25 January 2024 - 25 January 2024
12:45PM - 2:00PM
Durham University Business School
Free
Join us for a CSTIO-hosted seminar with Dr Gar Goei Loke (Durham University)
We examine a stochastic formulation for data-driven optimization wherein the decision-maker is not privy to the true distribution, but has knowledge that it lies in some hypothesis set and possesses a historical data set, from which information about it can be gleaned. We define a prescriptive solution as a decision rule mapping such a data set to decisions. As there does not exist prescriptive solutions that are generalizable over the entire hypothesis set, we define out-of-sample optimality as a local average over a neighbourhood of hypotheses, and averaged over the sampling distribution. We prove sufficient conditions for local out-of-sample optimality, which reduces to functions of the sufficient statistic of the hypothesis family. We present an optimization problem that would solve for such an out-of-sample optimal solution, and does so efficiently by a combination of sampling and bisection search algorithms. Finally, we illustrate our model on the newsvendor model, and find strong performance when compared against alternatives in the literature. There are potential implications of our research on end-to-end learning and Bayesian optimization.

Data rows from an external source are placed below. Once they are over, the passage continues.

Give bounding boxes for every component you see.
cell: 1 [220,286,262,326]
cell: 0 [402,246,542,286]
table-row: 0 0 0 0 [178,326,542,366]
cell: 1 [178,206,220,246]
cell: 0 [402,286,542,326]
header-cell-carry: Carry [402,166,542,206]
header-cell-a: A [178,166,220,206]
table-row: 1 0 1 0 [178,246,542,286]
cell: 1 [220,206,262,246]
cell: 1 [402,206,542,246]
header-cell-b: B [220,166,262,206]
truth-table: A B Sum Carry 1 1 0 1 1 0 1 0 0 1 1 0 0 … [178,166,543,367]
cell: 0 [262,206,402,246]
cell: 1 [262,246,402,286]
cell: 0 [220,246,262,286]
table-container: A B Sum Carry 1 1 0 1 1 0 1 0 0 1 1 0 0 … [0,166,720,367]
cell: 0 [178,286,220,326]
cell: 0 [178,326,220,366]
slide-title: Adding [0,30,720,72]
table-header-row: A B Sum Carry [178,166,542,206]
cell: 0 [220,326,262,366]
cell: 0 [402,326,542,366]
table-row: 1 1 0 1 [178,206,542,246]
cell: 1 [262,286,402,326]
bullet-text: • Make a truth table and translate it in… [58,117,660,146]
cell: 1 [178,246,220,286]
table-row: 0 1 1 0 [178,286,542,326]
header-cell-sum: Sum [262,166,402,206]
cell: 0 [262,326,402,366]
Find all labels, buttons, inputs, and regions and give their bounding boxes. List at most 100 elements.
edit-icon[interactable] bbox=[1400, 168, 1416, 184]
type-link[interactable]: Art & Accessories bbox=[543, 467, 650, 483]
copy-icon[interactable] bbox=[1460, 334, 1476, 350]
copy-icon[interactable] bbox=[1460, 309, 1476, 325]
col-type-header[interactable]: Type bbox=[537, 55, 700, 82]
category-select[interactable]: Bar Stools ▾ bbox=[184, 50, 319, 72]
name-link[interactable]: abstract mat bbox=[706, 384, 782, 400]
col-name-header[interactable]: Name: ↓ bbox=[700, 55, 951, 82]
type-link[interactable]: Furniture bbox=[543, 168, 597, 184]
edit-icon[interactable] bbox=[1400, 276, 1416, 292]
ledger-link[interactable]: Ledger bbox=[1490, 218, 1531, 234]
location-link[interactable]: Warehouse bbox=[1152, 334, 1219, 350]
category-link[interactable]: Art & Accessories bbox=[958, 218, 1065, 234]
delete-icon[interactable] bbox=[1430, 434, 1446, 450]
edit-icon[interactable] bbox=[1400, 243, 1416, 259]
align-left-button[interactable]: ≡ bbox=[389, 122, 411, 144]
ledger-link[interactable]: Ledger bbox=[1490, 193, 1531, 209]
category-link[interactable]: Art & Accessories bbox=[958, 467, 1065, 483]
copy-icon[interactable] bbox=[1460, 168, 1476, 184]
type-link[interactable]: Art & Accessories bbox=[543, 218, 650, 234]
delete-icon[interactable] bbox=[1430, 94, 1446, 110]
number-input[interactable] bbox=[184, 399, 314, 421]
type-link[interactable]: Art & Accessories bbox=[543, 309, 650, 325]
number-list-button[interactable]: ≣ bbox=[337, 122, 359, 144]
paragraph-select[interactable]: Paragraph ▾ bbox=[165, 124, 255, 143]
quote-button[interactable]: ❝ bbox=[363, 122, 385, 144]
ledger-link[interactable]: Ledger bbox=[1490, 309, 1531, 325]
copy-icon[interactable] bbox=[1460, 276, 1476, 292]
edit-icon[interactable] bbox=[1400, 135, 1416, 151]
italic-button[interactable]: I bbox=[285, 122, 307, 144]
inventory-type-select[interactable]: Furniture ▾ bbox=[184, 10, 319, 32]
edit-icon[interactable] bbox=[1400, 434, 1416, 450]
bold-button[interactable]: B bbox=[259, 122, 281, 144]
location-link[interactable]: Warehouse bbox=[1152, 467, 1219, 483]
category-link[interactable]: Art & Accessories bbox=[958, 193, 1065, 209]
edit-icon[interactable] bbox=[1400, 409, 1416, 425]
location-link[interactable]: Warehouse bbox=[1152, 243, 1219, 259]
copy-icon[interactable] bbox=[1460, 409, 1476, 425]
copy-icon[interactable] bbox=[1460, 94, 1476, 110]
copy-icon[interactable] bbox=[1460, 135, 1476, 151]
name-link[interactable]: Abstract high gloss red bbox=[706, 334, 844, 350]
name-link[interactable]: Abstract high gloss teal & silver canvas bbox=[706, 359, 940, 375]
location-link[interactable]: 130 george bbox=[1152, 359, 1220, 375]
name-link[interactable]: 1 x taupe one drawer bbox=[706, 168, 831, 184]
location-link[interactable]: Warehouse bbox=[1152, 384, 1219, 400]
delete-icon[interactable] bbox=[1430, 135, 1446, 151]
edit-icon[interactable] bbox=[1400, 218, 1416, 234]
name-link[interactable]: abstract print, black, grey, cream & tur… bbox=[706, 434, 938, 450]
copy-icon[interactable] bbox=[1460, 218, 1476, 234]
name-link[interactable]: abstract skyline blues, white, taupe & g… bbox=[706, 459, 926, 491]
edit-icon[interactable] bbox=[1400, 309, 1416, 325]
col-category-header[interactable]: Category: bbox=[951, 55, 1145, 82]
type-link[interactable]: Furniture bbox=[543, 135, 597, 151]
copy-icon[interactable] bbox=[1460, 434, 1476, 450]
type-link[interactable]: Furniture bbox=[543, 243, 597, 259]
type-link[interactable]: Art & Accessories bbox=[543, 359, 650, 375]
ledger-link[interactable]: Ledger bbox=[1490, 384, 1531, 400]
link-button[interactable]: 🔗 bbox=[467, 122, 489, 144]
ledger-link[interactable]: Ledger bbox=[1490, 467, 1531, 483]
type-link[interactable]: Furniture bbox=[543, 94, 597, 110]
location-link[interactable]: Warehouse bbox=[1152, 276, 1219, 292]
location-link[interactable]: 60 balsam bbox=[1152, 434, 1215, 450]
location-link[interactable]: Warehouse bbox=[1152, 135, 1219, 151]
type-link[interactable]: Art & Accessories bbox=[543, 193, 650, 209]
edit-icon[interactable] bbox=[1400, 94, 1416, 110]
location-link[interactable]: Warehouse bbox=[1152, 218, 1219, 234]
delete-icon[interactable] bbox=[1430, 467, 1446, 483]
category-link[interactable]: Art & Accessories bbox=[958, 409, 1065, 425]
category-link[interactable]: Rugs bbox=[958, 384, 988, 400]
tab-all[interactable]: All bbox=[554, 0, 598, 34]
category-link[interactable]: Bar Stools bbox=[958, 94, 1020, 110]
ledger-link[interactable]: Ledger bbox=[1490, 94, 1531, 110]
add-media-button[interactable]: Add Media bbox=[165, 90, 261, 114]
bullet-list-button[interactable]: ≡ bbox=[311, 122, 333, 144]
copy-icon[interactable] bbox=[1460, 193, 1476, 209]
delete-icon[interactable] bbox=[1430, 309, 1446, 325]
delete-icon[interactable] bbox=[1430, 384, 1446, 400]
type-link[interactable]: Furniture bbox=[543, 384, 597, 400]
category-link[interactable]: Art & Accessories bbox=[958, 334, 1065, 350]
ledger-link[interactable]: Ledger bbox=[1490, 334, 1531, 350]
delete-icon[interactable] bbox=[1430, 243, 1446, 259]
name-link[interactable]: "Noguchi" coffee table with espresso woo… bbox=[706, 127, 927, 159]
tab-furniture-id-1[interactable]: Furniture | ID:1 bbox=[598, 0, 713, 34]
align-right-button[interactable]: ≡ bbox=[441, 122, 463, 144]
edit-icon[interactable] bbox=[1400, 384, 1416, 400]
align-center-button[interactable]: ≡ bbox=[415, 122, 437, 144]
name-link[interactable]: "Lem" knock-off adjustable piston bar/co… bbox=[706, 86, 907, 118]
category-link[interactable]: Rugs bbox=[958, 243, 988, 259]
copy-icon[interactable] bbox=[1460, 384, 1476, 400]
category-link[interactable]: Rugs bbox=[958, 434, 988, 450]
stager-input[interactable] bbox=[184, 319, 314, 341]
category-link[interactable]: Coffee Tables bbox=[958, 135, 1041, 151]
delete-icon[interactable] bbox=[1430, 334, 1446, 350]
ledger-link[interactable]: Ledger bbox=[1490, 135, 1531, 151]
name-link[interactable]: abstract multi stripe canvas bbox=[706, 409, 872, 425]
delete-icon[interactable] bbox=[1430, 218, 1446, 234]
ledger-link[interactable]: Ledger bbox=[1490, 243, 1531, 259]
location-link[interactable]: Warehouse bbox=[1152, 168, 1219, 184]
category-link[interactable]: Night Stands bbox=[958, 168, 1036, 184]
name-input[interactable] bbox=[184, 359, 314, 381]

Gar Goei recently joined the Department of Management and Marketing at Durham as an associate professor in November 2023. Previously, he was an assistant professor at the Rotterdam School of Management, and prior to that, a visiting assistant professor at the National University of Singapore Business School. Gar Goei’s research centres on the technical areas of robust optimization and data-driven optimization. He is looking at ways to harmonize machine learning, statistics and optimization. He finds applications in areas of healthcare operations management, energy and water, supply chain management and service operations management. His research has been published in Operations Research and Manufacturing & Service Operations Management. Prior to joining academia, he spent 5 years as a data scientist, and then leading teams of data scientists in the Singapore Government. He remains affiliated to the core data science team in the Singapore Government, and provides consultancy and training on a voluntary basis.